Eu estava desapontado com o fato de que a nossa agenda cheia – a maior parte ocupada com hospitais lotados de feridos ou vítimas de urânio empobrecido – não me deixou tempo para comprar alguns livros árabes para minha filhinha. Quando eu estava preparado para embarcar em uma longa viagem de ônibus de volta para a Jordânia, um homem iraquiano com um bigode grosso e uma barba cuidadosamente desenhada se aproximou de mim. “Isto é para sua filha”, ele disse com um sorriso enquanto me dava uma sacola de plástico. A sacola incluía uma dúzia de livros com imagens coloridas de histórias tradicionais para crianças. Eu nunca havia encontrado este homem antes, nem nunca nos encontramos depois. Ele era um convidado no hotel e de alguma maneira percebeu meu dilema. Enquanto eu profusa e apressadamente o agradecia antes de tomar meu lugar no ônibus, ele insistia que tais palavras não eram necessárias. ”Nós somos irmãos e sua filha é como se fosse minha própria,” ele disse.
Eu não estava exatamente surpreso por isto. Generosidade nas ações e no espírito são uma característica peculiar dos iraquianos e os árabes a conhecem bem. Outras características iraquianas incluem orgulho e perseverança, a primeira atribuída ao fato de que a Mesopotâmia – englobando grande parte do Iraque moderno – é o “berço da civilização”, a última devido a imensa dificuldade experimentada pelos iraquianos na história moderna.
Foi a Grã-Bretanha que desencadeou a tragédia moderna iraquiana, começando com a tomada de Bagdá em 1917 e com a reformulação a esmo de um país, para que este se adaptasse perfeitamente às necessidades e ao interesse econômico de Londres.

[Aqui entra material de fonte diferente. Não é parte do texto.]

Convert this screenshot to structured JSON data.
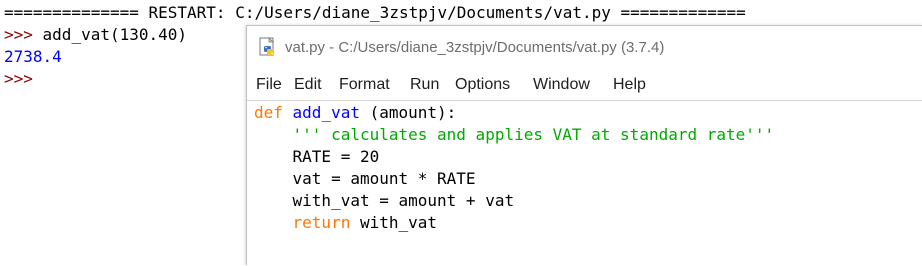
{
  "shell": {
    "restart_line": "============== RESTART: C:/Users/diane_3zstpjv/Documents/vat.py =============",
    "prompt": ">>>",
    "command": " add_vat(130.40)",
    "output": "2738.4",
    "prompt2": ">>>"
  },
  "editor": {
    "title": "vat.py - C:/Users/diane_3zstpjv/Documents/vat.py (3.7.4)",
    "menu": [
      "File",
      "Edit",
      "Format",
      "Run",
      "Options",
      "Window",
      "Help"
    ],
    "code": {
      "line1_kw": "def",
      "line1_name": " add_vat",
      "line1_rest": " (amount):",
      "line2": "    ''' calculates and applies VAT at standard rate'''",
      "line3": "    RATE = 20",
      "line4": "    vat = amount * RATE",
      "line5": "    with_vat = amount + vat",
      "line6_indent": "    ",
      "line6_kw": "return",
      "line6_rest": " with_vat"
    }
  },
  "colors": {
    "keyword": "#ff7700",
    "definition": "#0000ff",
    "string": "#00aa00",
    "prompt": "#8b0000",
    "output": "#0000ff"
  }
}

Alguém poderia argumentar que a bagunça inigualável criada pelos invasores britânicos continuou a causar estragos, manifestados de muitas formas – espalhando sectarismo, violência política e fronteiras feudais entre o Iraque e seus vizinhos – até os tempos presentes.

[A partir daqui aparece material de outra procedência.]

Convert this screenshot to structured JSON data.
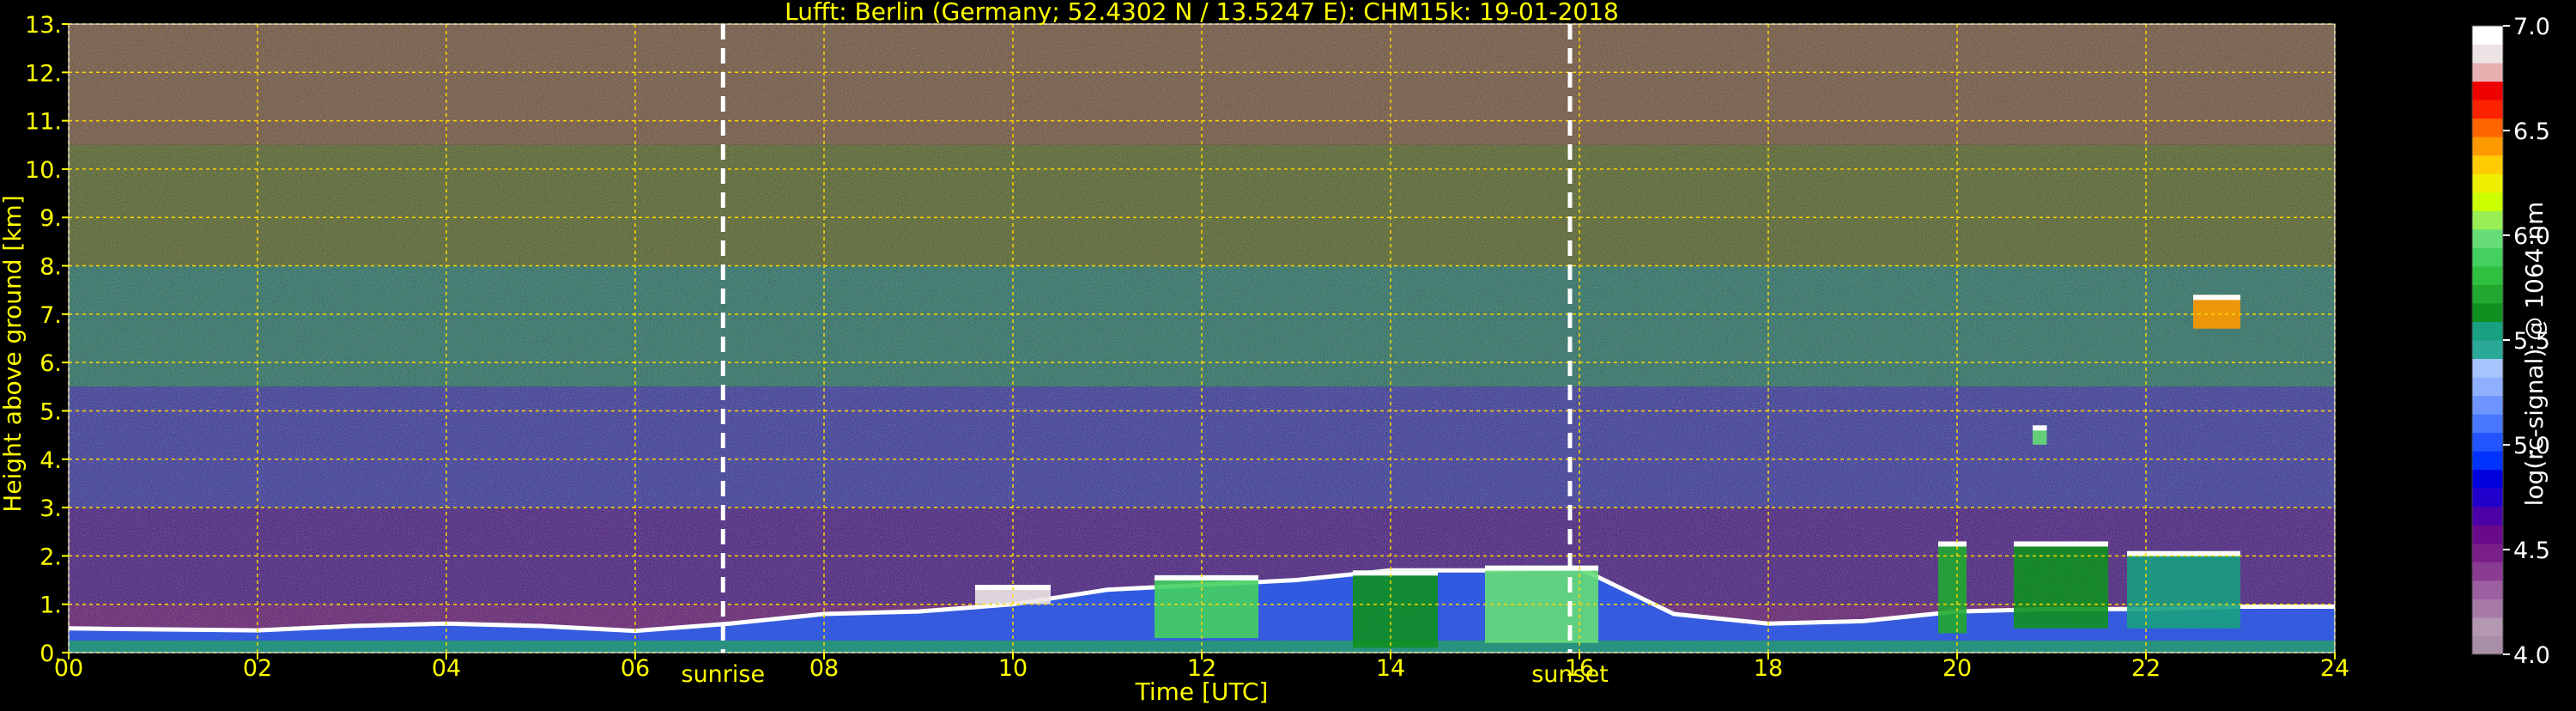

Mas é claro que hoje os EUA merecem a maior parte do crédito por reverter qualquer coisa que tenha sido conquistada pelo povo iraquiano em relação a sua elusiva soberania. Foi o secretário de estado norte-americano, James Baker, quem supostamente ameaçou o ministro de Relações Exteriores iraquiano Tariq Aziz numa reunião em Genebra em 1991 que os EUA destruiriam o Iraque e o ”levariam de volta à idade da pedra.” A guerra dos EUA que se estendeu de 1990 a 2011, incluiu um bloqueio e terminou com uma invasão brutal. Estas guerras foram tão inescrupulosas quanto violentas.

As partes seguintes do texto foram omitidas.